About 2.6 million years ago, when small-bodied and small-brained human ancestors were first chipping flakes off rocks, they may have noticed a startling bright light arriving in the sky – and worried that the shining body, a supernova, about 150 light years from Earth, heralded their destruction.
Maybe it did, especially if they spent much time in the water. Because it appears that radiation from this exploding star killed off the sea monsters – including the great Megalodon, a shark said to be the size of a school bus.
They weren’t boiled alive in the ocean, as some tabloid reports suggest, but rather died from cancer, caused by a massive and prolonged shower of particles called muons.
This is the argument laid out in a paper published in the journal Astrobiology, which brings together evidence of multiple supernovae that occurred relatively close to Earth, and the long mysterious vanishing of marine megafauna at the end of the Pliocene period.
Evidence mounts up
The extinction is known to have been concentrated in coastal waters, where larger organisms would catch a greater radiation dose from the muons.
“I’ve been doing research like this for about 15 years, and always in the past it’s been based on what we know generally about the universe – that these supernovae should have affected Earth at some time or another,” said lead author Adrian Melott, professor emeritus of physics & astronomy at the University of Kansas, in a prepared statement.
“This time, it’s different.

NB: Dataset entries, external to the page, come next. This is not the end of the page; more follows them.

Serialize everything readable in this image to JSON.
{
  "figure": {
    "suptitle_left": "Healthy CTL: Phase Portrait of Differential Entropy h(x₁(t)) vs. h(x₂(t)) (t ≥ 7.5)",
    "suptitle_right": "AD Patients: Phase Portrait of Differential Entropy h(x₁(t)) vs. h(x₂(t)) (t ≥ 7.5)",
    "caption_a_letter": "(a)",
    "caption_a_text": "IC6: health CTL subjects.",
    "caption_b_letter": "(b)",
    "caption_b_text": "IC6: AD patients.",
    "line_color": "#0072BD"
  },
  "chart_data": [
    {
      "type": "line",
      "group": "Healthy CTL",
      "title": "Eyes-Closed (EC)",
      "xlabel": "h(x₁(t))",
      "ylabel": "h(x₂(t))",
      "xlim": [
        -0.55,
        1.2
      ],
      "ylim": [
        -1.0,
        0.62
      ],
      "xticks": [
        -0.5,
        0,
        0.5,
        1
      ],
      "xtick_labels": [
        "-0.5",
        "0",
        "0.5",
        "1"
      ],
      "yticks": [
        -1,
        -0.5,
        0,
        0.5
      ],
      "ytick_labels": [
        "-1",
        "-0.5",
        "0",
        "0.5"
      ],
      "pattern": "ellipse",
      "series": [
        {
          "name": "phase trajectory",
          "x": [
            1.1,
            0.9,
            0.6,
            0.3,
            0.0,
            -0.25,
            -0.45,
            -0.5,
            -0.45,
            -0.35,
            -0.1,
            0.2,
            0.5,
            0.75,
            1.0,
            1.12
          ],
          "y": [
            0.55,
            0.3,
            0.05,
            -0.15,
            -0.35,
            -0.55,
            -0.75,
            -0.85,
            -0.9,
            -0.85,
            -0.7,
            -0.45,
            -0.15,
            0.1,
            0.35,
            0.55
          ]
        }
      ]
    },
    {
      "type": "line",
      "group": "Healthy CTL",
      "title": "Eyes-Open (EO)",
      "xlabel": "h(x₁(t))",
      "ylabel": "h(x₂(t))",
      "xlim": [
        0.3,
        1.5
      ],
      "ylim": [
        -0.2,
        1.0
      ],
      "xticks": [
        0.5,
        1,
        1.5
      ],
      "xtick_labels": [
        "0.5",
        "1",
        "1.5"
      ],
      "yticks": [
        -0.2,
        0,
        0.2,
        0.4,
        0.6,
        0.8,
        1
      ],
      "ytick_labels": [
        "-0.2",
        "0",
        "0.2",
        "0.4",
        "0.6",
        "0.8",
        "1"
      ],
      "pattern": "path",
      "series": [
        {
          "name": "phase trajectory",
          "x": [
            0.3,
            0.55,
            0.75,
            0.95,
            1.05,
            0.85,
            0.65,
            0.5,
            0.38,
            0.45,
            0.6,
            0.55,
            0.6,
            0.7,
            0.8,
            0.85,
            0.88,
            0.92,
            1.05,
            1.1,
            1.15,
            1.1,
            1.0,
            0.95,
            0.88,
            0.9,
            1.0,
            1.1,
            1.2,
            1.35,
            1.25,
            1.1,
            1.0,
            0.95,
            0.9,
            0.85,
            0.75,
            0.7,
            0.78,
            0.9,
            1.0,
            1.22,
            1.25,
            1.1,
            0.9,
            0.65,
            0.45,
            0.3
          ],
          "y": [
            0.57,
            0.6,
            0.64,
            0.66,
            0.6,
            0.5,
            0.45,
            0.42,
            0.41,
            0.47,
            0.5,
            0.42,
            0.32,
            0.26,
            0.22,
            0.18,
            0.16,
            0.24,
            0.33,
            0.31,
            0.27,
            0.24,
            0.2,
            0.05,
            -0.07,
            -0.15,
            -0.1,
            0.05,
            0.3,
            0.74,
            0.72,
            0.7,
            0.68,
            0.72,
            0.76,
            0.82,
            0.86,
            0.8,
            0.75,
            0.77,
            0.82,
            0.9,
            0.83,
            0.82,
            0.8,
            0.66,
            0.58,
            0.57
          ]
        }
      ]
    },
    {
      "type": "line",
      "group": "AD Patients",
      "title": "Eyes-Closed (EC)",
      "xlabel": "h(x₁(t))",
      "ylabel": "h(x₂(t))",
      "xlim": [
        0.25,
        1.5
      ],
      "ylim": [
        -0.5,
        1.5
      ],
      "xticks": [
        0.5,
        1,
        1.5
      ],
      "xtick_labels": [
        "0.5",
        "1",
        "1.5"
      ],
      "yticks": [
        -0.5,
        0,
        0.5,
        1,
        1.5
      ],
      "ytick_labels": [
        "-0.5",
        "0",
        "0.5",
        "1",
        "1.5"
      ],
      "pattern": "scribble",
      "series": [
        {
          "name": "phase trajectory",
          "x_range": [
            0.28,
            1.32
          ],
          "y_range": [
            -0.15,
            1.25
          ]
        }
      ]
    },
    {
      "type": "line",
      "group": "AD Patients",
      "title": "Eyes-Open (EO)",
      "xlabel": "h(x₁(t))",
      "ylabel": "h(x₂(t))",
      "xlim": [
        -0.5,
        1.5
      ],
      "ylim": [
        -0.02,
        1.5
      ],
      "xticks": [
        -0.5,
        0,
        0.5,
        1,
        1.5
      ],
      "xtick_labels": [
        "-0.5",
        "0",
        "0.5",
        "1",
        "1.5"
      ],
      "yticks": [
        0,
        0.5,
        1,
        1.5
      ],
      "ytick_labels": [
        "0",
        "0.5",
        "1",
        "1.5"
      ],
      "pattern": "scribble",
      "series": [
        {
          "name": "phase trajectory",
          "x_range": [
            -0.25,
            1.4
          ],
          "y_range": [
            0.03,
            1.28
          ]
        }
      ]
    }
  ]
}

We have evidence of nearby events at a specific time. We know about how far away they were, so we can actually compute how that would have affected the Earth and compare it to what we know about what happened at that time – it’s much more specific.”
By the time the radiation sickness took hold, the supernova – a body so bright that it briefly outshines the galaxies, and radiates more energy than the sun in its lifetime – had died and vanished from the night sky by some hundreds of years.
What remained was a “tsunami of cosmic energy” that, according to Professor Melott and his team could have reached our planet and pummelled the atmosphere, touching off climate change and triggering mass extinctions.
Radiation on the seabed had fallen from space
Professor Melott said recent papers revealing ancient seabed deposits of iron-60 isotopes provided the “slam dunk” evidence of the timing and distance of supernovae.
The argument goes like this: Because iron-60 is radioactive, if it was formed with the Earth it would be long gone by now. So, it had to have been rained down on us from the remains of exploding stars.
“There’s some debate about whether there was only one supernova really nearby or a whole chain of them,”Professor Melott said.
“I kind of favour a combo of the two – a big chain with one that was unusually powerful and close. If you look at iron-60 residue, there’s a huge spike 2.6 million years ago, but there’s excess scattered clear back 10 million years.”
Professor Melott said that the supernova energy that spread layers of iron-60 all over the world also caused penetrating particles called muons – much like very heavy electrons – to shower Earth, causing cancers and mutations, especially to larger animals.
We have muons passing harmlessly (mostly) through our bodies all the time. “But when this wave of cosmic rays hits, multiply those muons by a few hundred,” Professor Melott said.
“Only a small fraction of them will interact in any way. But when the number is so large and their energy so high, you get increased mutations and cancer – these would be the main biological effects.”
The scientists estimated the cancer rate would go up about 50 per cent for an animal the size of a human.
“The bigger you are, the worse it is,”Professor Melott said. “For an elephant or a whale, the radiation dose goes way up.”